Way above expectations. 4QFY20 CNP of RM12.1m* (+97% QoQ, - 28% YoY) lifted FY20 CNP to RM15.3m (-73% YoY) – way above ours/consensus expectations, accounting for 188%/132% of full-year estimate, respectively. The positive deviation mainly stemmed from substantially stronger margins in their manufacturing (Precast) division which boosted contributions. The declared dividend of 1.0 sen also exceeded our 0.5 sen estimate.
*We derive our CNP after reversing out RM7.3m of land impairment in Johor.
Highlights. 4QFY20 CNP of RM12.1m leapt 97% QoQ mainly due to strong performance of its manufacturing division which registered stronger gross profit (+136%) on higher revenue (+84%) and margin (+6ppt). The strong margin was attributable to higher sales contribution from Singapore projects which derive higher margins. YoY, full year CNP slumped 73% due to Covid-19 impact.
FY20 contract replenishment met our target. For FY20. Kimlun recorded RM694m of replenishments (construction: RM464m, manufacturing: RM230m), within our RM750m target (construction: RM500m, manufacturing: RM250m).
Outlook. For FY21, management is guiding RM650-680m of replenishment (construction: RM500m, manufacturing: RM150m - RM180m), slightly lower against our target of RM750m (construction: RM500m, manufacturing: RM250m). That said, we keep our target unchanged as we think management is a tad conservative on their manufacturing precast prospects, given that Singapore’s construction demand is expected to grow c.10%-30% from a low base in 2020.
Key replenishment prospects are seen in the followings: (i) RTS, (ii) Pan Borneo Sarawak Phase 2, (iii) Autonomous Rail Transit Kuching, (iv) Iskandar BRT, and (v) Central Spine Road. Outstanding order-book stood at RM1.4b (construction: RM1.1b, manufacturing: RM0.3b) providing over 1.0x revenue cover.
Increase FY21 earnings higher by 11% to RM49m after imputing in higher manufacturing margins. Meanwhile, introduce FY22E CNP of RM55m backed by construction and manufacturing replenishment of RM600m and RM200m, respectively.

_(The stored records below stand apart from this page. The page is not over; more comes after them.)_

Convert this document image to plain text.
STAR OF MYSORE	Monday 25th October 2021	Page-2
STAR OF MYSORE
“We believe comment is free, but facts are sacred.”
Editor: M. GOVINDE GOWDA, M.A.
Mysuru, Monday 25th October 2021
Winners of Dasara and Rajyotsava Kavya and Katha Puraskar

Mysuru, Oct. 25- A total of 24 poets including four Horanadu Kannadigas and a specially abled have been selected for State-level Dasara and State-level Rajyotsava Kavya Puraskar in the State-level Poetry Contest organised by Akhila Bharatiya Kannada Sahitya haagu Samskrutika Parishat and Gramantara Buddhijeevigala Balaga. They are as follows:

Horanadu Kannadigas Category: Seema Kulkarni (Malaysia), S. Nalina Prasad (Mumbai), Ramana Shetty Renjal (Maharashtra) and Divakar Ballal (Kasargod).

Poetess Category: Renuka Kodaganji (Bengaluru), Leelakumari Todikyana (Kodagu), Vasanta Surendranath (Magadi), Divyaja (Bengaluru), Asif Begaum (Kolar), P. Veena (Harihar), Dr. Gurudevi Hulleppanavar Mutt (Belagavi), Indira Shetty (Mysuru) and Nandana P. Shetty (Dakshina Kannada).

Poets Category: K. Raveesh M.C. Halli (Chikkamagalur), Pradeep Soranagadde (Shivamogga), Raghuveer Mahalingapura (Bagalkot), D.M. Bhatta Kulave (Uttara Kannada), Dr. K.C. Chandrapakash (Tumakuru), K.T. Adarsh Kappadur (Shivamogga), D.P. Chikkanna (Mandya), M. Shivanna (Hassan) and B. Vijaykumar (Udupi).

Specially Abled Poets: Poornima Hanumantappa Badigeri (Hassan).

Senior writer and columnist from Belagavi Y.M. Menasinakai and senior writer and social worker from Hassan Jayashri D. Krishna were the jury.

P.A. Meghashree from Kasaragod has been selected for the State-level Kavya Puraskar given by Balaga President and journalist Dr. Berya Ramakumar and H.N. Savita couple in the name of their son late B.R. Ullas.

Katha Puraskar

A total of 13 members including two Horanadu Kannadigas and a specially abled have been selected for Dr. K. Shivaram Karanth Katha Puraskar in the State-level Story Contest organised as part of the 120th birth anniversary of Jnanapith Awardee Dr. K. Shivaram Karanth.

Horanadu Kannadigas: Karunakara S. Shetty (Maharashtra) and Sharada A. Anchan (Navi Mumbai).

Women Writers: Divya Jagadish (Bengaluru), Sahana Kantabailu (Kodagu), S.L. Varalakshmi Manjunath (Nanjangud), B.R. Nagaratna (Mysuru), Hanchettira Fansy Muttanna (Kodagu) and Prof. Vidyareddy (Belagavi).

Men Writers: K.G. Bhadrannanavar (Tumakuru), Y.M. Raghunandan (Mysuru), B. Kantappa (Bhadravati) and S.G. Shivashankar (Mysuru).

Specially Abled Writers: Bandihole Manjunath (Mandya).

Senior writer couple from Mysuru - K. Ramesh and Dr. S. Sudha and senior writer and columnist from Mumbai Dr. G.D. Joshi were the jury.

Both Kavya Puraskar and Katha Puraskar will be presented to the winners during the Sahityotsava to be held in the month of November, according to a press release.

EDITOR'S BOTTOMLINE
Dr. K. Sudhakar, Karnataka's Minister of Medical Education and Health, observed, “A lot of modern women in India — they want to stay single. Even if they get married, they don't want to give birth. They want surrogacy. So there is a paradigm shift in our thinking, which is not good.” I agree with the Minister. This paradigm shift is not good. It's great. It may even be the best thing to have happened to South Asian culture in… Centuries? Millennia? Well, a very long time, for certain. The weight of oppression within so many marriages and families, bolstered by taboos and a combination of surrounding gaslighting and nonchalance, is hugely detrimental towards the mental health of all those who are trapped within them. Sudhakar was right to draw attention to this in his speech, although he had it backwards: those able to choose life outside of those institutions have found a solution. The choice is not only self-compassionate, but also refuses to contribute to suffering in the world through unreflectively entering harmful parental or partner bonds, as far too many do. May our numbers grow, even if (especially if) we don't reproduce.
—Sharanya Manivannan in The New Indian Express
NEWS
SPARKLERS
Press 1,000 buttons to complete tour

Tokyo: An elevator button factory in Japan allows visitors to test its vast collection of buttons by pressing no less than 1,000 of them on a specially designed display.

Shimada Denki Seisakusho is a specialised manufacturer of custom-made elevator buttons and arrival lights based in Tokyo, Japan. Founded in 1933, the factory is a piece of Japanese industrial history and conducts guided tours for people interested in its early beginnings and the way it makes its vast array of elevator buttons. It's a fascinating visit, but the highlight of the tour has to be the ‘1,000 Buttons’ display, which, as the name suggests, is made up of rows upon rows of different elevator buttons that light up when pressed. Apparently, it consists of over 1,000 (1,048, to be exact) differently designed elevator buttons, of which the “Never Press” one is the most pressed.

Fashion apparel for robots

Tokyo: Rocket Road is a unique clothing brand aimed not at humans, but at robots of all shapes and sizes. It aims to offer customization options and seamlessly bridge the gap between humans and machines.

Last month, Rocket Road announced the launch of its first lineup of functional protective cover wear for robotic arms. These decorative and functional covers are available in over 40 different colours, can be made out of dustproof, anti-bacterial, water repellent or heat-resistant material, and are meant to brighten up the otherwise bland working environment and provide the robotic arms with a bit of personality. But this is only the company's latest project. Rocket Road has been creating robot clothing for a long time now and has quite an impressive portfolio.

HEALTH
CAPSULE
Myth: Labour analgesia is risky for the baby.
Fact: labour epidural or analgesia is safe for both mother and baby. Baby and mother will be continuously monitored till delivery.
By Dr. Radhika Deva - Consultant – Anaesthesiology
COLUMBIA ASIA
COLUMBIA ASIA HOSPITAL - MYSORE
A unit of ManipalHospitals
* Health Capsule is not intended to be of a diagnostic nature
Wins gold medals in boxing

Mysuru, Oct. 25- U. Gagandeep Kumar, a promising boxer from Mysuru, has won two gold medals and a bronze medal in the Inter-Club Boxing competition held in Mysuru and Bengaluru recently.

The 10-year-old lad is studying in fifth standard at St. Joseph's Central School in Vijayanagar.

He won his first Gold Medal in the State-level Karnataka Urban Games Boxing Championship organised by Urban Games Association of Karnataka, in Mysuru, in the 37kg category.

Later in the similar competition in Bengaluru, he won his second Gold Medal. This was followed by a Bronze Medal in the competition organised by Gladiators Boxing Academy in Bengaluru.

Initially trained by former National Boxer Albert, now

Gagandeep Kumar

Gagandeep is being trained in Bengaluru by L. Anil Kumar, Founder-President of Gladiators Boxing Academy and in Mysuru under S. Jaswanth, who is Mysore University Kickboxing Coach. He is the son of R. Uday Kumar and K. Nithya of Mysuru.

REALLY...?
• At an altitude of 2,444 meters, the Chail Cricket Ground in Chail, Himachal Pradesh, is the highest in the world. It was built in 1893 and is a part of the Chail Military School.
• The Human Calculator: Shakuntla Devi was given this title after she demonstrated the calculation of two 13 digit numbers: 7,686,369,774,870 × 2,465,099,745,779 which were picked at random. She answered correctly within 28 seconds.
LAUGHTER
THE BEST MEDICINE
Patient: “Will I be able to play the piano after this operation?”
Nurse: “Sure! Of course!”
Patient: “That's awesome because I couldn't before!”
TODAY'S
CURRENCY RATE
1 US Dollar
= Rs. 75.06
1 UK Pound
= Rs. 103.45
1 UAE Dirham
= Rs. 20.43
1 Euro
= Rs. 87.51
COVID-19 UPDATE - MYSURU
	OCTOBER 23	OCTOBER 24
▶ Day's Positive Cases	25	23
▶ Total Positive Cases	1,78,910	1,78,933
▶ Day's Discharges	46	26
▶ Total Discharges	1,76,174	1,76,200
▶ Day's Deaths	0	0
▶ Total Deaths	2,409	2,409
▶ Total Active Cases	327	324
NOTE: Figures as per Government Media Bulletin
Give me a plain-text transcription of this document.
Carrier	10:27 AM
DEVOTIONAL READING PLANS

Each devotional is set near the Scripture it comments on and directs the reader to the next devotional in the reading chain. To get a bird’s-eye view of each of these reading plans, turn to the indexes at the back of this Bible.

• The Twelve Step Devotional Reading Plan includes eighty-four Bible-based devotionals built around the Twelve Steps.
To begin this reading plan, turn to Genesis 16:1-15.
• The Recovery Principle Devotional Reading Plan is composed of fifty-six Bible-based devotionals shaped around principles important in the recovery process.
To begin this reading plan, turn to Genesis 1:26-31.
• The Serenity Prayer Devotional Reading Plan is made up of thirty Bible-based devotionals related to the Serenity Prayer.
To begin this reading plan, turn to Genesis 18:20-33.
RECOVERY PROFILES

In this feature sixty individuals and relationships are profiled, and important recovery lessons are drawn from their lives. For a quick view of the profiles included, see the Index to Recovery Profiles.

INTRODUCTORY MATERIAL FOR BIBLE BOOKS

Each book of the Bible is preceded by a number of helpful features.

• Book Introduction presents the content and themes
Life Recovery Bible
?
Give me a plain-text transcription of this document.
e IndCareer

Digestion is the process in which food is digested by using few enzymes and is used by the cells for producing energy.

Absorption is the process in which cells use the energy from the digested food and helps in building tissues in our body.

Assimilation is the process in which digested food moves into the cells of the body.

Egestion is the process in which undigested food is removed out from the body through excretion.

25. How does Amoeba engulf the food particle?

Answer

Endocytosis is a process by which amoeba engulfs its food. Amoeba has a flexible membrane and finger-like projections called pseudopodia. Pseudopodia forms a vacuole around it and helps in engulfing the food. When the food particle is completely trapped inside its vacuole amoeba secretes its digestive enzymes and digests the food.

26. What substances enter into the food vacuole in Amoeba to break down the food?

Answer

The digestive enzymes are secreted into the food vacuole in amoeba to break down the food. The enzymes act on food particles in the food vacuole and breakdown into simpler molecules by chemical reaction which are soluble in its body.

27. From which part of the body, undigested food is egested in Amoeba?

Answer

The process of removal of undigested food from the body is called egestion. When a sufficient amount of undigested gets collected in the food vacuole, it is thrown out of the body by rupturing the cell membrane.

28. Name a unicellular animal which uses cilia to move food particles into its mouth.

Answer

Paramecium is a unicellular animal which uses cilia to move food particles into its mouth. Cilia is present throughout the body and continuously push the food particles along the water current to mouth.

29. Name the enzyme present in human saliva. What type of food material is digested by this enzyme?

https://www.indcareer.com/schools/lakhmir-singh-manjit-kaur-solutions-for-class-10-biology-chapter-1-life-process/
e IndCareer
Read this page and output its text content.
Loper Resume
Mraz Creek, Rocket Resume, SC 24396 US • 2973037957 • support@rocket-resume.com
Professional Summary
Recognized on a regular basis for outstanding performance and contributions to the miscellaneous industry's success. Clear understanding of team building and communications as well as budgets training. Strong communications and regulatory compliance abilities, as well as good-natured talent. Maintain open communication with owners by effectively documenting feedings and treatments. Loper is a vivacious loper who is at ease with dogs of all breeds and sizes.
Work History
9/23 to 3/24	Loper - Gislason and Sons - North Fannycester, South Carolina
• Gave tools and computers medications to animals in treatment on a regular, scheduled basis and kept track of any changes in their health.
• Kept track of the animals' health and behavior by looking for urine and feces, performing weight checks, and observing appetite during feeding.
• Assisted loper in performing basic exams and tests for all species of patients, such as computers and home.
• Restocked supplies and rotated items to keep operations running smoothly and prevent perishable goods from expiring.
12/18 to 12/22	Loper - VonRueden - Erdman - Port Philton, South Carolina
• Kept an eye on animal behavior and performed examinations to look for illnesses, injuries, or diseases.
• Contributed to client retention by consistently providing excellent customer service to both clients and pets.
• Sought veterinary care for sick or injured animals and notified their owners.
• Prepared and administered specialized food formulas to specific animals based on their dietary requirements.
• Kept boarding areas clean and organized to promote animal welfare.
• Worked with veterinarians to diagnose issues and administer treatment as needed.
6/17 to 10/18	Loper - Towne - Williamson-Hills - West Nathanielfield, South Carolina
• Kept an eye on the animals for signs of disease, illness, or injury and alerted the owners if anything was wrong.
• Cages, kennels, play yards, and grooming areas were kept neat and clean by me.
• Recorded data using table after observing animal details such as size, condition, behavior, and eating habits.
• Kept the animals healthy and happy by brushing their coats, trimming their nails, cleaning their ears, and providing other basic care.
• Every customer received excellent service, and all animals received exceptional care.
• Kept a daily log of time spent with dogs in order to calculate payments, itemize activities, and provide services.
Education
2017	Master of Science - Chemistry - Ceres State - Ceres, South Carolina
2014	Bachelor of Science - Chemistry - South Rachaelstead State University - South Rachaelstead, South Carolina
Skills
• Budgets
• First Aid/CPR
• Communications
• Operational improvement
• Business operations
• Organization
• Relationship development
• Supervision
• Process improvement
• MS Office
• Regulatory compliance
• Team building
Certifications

Maintain OUTPERFORM with a higher TP of RM1.45 (from RM1.30) based on unchanged 10x FY21E PER. We continue to like the name for its sharp turnaround off a small earnings base and all-round exposure to either big infra projects or smaller scale affordable housing. Also, the current FY21E PER of 6.2x is attractive given that it is also a name which offers exposure to the rising construction activity in Singapore.